Dee Dee might have convinced other doctors to give medical treatment to Gypsy—including a cocktail of medications, eye surgeries, ear surgery, and a feeding tube—but there was one person who wasn’t buying it. When Dee Dee took Gypsy to see pediatric neurologist Bernardo Flasterstein in 2007, he was immediately suspicious of Dee Dee. The tests he ran on Gypsy all came back negative, and he noticed inconsistencies in Dee Dee’s story. After speaking with one of Gypsy’s previous doctors, he suspected that Dee Dee had Munchausen by proxy. They stopped seeing him after that, and he told Dean that he didn’t report Dee Dee to social services because he didn’t think they would believe him. “Everyone bought their story,” he said.
Gypsy’s illnesses were fake, but Dee Dee’s was real.
In The Act, Dee Dee gets diagnosed with type 2 diabetes. Many fans were left wondering whether the real-life Dee Dee actually had diabetes or if it was just another part of her plan. But it looks like it was true.
According to a search warrant obtained by the Springfield News-Leader, authorities received information that Dee Dee was diabetic and had obsessive-compulsive disorder (OCD).
No one was particularly sad about Dee Dee’s death.
On June 14, 2015, Dee Dee was stabbed to death in her home by Gypsy’s boyfriend, Nicholas Godejohn. Gypsy and Nicholas had conspired to kill Dee Dee in order for Gypsy to finally escape her mother. Both are now in prison for their crime, but Gypsy doesn’t regret what happened and told Dean she feels freer in prison than she did with her mother.

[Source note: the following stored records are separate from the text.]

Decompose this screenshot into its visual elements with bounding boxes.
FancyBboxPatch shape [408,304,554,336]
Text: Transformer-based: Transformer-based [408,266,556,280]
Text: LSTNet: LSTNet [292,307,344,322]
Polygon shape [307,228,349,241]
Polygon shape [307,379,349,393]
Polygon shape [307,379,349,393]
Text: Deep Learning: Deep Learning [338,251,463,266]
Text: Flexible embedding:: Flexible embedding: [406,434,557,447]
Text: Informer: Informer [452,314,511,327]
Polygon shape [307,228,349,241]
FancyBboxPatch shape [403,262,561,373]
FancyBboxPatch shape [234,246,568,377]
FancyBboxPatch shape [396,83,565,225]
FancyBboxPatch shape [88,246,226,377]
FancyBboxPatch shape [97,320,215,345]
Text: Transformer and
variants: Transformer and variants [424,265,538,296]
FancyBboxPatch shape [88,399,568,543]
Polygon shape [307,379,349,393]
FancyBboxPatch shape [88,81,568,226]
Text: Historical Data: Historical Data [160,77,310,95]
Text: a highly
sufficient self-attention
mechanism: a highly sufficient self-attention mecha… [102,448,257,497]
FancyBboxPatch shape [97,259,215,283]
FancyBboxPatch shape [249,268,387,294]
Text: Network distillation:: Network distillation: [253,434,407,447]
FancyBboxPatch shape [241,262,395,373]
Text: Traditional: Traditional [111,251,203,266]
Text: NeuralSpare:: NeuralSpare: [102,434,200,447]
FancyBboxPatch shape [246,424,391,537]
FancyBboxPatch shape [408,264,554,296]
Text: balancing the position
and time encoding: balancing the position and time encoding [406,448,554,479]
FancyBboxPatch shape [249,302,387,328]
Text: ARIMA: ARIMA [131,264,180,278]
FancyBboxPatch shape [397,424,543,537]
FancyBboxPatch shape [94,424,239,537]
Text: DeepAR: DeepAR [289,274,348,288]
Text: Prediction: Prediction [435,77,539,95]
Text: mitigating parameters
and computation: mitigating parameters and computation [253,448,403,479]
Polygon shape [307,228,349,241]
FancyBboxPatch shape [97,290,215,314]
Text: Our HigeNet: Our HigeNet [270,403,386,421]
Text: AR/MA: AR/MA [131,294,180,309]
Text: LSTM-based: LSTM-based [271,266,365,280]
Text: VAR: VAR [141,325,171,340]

“This time is good for me,” she said. “I’ve been raised to do what my mother taught me to do. And those things aren’t very good. She taught me to lie, and I don’t wanna lie. I want to be a good, honest person.”
Dee Dee’s family wasn’t too upset about her passing either. In Mommy Dead and Dearest, her father, stepmother, and nephew said no one wanted her ashes or to pay for her funeral, and they agreed that Dee Dee got what she deserved.